In order to unravel the genetic population structure of the seabob in Suriname, Guyana and French Guyana, Thomas Kerkhove developed a new set of markers using Next Generation Sequencing. The results of the analysis with these markers on shrimp from different locations showed that the three countries have one genetic population of the shrimp species, which differs from the population in Trinidad and Tobago, and in Colombia. This result is in fact inconsistent with current fisheries management, which is based on separate populations for Guyana, Surinam and French Guyana. In principle, therefore, management can be simplified, with a joint stock survey and parallel measures. In the long run, such more efficient management could lead to better catches and thus better incomes for fishermen.

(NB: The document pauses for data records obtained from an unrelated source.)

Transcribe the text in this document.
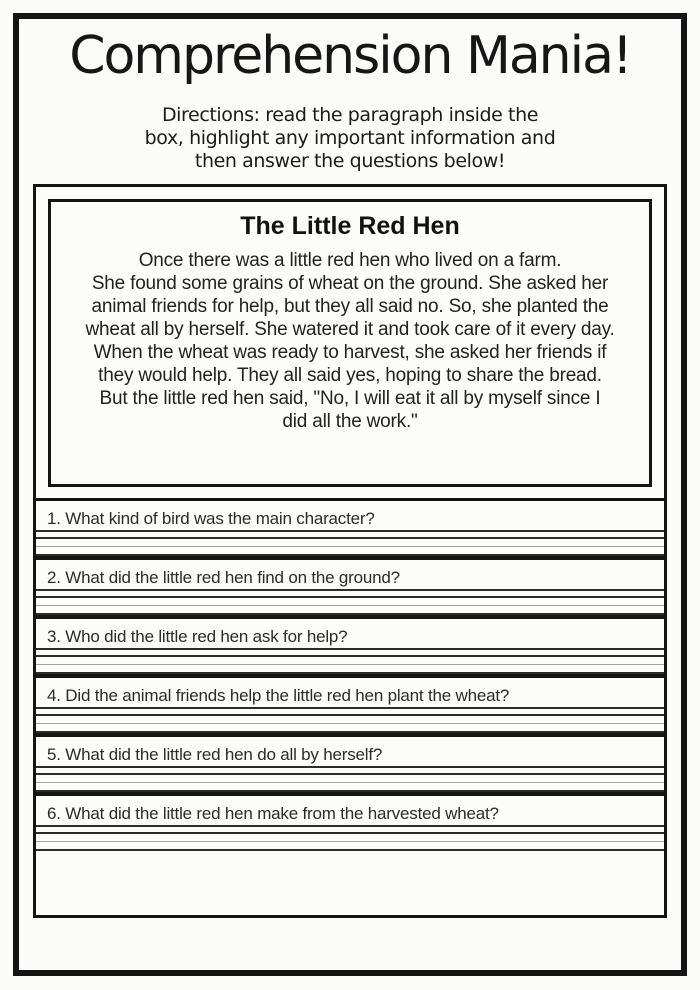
Comprehension Mania!
Directions: read the paragraph inside the
box, highlight any important information and
then answer the questions below!
The Little Red Hen
Once there was a little red hen who lived on a farm.
She found some grains of wheat on the ground. She asked her
animal friends for help, but they all said no. So, she planted the
wheat all by herself. She watered it and took care of it every day.
When the wheat was ready to harvest, she asked her friends if
they would help. They all said yes, hoping to share the bread.
But the little red hen said, "No, I will eat it all by myself since I
did all the work."
1. What kind of bird was the main character?
2. What did the little red hen find on the ground?
3. Who did the little red hen ask for help?
4. Did the animal friends help the little red hen plant the wheat?
5. What did the little red hen do all by herself?
6. What did the little red hen make from the harvested wheat?
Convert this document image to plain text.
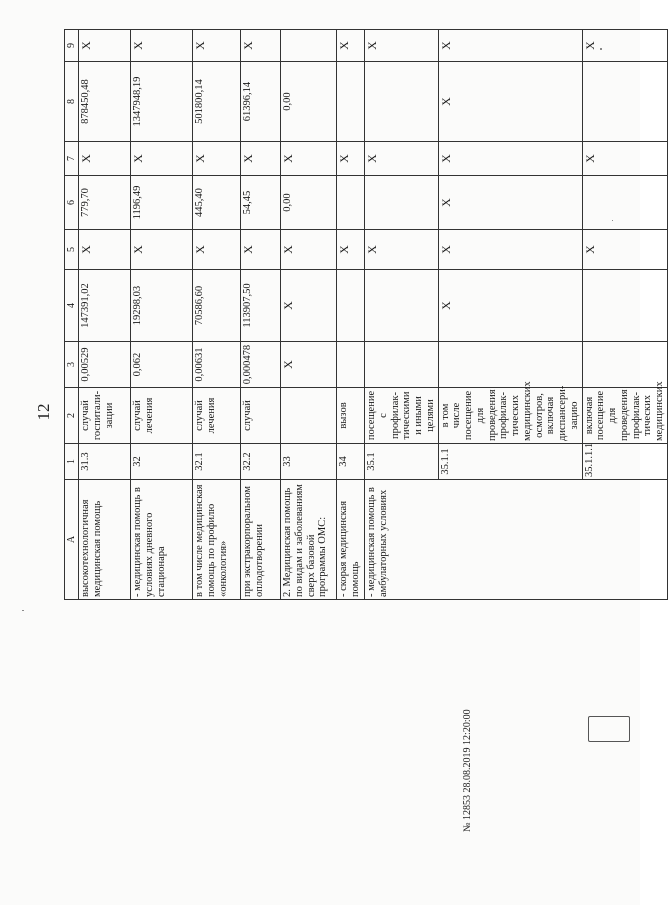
12
А	1	2	3	4	5	6	7	8	9
высокотехнологичная медицинская помощь	31.3	случай госпитали-зации	0,00529	147391,02	X	779,70	X	878450,48	X
- медицинская помощь в условиях дневного стационара	32	случай лечения	0,062	19298,03	X	1196,49	X	1347948,19	X
в том числе медицинская помощь по профилю «онкология»	32.1	случай лечения	0,00631	70586,60	X	445,40	X	501800,14	X
при экстракорпоральном оплодотворении	32.2	случай	0,000478	113907,50	X	54,45	X	61396,14	X
2. Медицинская помощь по видам и заболеваниям сверх базовой программы ОМС:	33		X	X	X	0,00	X	0,00	
- скорая медицинская помощь	34	вызов			X		X		X
- медицинская помощь в амбулаторных условиях	35.1	посещение с профилак-тическими и иными целями			X		X		X
	35.1.1	в том числе посещение для проведения профилак-тических медицинских осмотров, включая диспансери-зацию		X	X	X	X	X	X
	35.1.1.1	включая посещение для проведения профилак-тических медицинских			X		X		X
№ 12853 28.08.2019 12:20:00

In the short term, however, there can be no joint management because seabob shrimp fishing is currently prohibited in French Guyana, and therefore no data are available for a joint management. Until that data is available, management remains as is. What can already be worked on is coordinating management measures, such as the establishment of a fishery closure in August-October to protect the juvenile shrimp and give them a chance to grow. Such a closure already exists in Guyana, but would be best taken over by Suriname for an optimal effect on the population.
Mangroves and mud banks are shrimp nurseries
The survival of populations depends on successful reproduction and on the quality of the nurseries - the places where the larvae and juveniles grow up. In tropical shrimp, these are often mud banks and mangroves, which were studied for an entire year. A comparison was made between an untouched location and a location disrupted by human activities. The study showed that July-August is a peak period for reproduction, so there are a lot of young shrimp in the period August-October. Young seabob shrimp prefer to live on mud banks and are not affected by disturbance, probably because disturbance has only a limited effect on the physical characteristics of the banks. Their food supply is varied, but differs in the rainy and dry seasons. Penaeus shrimp, on the other hand, are abundant in mangrove lagunes, but are less able to cope with disturbance and are therefore more vulnerable. Researcher Thomas Kerkhove: "In order to continue fishing tropical shrimp, we must keep their nurseries intact. In Suriname this is best done by protecting the mangrove forests and avoiding building dikes. These destroy the natural process of coastal growth, erosion and mangrove colonization, with consequences for the entire coastal ecosystem. Since estuaries and coastal ecosystems provide many other ecosystem services in addition to supporting fisheries, their protection is in many ways a win-win situation for all parties concerned".